Persistent Opioid and Benzodiazepine Use after Radical Cystectomy in Enhanced Recovery after Surgery (ERAS) Patients - Beyond the Abstract
We did not note any associations between preoperative opioid and benzodiazepine script volume and perioperative outcomes such as length of stay, return of bowel function, inpatient opioid utilization, complications, readmissions, or emergency department visits.
New persistent opioid use has become a popular outcome but in reality, it is a surrogate for the potential of misuse and diversion we associate with long term opioid use. The complicated nature of this outcome was highlighted by Jivraj showing that out of 39 studies, 29 will define it differently! (Jivraj) Persistent opioid use is difficult to uniformly define as one must consider the timing, volume, and frequency of opioid prescriptions post operatively. We feel therefore that this outcome functions best as a call to action.

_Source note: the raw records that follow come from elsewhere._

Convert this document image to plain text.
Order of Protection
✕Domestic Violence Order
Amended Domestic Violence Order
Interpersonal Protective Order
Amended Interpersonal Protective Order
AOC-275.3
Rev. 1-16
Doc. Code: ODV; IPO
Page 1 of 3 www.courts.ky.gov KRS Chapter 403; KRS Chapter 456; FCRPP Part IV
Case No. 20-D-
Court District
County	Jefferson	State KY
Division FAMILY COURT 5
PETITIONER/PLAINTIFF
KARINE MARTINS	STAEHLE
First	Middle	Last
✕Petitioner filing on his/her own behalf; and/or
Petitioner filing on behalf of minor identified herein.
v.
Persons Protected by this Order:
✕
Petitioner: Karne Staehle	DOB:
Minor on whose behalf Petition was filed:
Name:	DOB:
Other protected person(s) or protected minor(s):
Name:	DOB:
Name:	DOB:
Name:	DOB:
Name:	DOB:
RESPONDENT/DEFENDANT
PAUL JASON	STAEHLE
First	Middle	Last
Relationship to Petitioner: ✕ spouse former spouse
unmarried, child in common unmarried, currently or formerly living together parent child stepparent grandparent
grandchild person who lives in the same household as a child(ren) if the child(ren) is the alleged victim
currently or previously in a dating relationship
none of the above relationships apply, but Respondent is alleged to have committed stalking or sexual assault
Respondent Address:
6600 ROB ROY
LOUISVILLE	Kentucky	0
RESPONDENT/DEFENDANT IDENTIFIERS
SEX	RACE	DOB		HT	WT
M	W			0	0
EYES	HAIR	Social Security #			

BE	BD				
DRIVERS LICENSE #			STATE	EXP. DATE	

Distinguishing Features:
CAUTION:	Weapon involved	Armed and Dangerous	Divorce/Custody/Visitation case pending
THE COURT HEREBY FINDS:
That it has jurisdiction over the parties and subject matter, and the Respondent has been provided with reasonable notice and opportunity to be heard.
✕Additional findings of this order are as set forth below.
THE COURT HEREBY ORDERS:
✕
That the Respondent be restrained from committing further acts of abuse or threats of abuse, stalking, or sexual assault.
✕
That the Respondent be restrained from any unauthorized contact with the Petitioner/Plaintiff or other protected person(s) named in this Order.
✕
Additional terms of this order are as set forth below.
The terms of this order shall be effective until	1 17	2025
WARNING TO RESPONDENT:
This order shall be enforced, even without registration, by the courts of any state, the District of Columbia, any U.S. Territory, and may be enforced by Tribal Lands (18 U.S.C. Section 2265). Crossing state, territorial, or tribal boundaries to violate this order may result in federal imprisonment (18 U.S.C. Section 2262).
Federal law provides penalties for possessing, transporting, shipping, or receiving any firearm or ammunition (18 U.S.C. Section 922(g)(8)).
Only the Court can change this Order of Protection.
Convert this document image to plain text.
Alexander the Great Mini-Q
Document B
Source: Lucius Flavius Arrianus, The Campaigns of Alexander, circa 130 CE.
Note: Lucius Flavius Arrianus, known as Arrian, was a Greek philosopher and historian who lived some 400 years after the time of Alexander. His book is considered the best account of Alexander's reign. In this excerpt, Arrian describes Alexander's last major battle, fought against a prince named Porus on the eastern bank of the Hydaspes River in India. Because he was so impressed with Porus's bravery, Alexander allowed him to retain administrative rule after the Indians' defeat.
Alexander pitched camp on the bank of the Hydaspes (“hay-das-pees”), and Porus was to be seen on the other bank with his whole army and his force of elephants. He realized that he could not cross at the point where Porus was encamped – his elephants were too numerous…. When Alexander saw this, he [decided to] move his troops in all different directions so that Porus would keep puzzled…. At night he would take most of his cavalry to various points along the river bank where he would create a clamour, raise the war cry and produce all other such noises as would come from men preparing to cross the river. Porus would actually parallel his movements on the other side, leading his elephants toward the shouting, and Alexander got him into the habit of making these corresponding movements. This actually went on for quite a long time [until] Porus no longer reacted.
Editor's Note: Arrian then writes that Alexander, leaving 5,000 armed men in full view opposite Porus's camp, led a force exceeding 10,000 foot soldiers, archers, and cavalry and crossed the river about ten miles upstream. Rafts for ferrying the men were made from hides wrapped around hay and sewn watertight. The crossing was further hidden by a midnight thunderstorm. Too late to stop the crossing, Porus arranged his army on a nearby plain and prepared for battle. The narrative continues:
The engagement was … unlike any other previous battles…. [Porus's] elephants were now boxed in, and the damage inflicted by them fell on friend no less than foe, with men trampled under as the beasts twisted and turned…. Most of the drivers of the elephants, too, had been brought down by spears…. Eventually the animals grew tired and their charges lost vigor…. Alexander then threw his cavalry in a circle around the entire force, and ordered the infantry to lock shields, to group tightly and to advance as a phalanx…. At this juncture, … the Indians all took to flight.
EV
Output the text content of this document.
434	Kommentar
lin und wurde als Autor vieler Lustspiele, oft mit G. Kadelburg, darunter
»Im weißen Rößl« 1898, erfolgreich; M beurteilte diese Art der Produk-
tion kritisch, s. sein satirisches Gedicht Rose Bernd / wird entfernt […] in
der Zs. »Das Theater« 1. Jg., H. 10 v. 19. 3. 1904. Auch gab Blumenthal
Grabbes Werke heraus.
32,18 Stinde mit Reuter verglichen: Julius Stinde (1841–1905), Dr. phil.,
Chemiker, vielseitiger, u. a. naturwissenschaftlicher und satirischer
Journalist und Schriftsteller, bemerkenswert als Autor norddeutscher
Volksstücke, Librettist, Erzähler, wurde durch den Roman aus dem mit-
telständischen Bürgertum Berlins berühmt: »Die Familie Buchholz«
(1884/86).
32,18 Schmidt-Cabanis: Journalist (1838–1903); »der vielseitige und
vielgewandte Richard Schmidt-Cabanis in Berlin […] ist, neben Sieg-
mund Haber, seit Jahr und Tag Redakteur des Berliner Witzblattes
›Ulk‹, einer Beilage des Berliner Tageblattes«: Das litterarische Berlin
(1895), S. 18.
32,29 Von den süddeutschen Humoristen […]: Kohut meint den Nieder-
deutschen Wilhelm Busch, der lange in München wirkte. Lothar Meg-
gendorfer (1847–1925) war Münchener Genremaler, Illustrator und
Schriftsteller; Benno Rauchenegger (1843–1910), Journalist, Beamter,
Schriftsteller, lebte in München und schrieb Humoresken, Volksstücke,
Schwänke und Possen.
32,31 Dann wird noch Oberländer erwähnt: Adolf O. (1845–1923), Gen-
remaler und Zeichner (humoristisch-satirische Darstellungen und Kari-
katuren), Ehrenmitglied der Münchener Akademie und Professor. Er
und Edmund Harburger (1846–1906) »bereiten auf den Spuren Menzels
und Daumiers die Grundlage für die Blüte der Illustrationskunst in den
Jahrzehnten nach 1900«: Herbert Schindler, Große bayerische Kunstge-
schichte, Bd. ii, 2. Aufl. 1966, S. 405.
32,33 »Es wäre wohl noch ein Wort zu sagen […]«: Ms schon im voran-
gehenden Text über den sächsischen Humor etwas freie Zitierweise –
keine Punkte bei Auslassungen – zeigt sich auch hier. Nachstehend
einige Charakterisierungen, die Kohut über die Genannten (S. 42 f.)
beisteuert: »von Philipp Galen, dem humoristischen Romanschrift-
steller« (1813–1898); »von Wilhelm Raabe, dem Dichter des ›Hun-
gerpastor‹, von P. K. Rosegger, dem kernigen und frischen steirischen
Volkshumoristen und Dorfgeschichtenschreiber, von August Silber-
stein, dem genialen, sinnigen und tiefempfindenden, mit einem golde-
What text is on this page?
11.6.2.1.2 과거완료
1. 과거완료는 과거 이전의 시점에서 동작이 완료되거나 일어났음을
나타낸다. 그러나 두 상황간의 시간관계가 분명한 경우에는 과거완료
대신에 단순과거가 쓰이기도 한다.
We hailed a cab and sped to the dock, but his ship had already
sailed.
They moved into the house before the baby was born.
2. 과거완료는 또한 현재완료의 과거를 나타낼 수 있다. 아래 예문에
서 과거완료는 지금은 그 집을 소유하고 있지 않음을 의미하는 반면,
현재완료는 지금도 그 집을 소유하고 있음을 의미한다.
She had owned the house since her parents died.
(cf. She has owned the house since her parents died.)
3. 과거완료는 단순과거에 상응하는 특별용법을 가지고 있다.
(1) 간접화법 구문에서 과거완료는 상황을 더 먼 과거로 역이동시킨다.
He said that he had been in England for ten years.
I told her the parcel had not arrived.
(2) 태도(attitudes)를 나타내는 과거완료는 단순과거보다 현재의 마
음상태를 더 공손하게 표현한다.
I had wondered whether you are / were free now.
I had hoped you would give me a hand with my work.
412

We ultimately examined our preoperative opioid use and perioperative outcomes to enrich our prehabilitation program. Prehabilitation is another facet of the enhanced recovery process, focusing on modifying preoperative variables such as nutrition, mental health, and social determinants of health. We suspect that prospective intervention may be a means to decrease persistent opioid use and its associated harms. Another approach could be the creation of prospective pain plans prior to surgery. Several studies in orthopedic literature have described their positive effects on decreased opioid use. (Rozenfeld, Jameison) Our future work will investigate effective ways to measure actual opioid utilization after discharge to get a more realistic sense of what “persistent use” looks like. We hope our manuscript will serve as a call to action and prompt collaborative and creative ways to improve care and safety for our patients.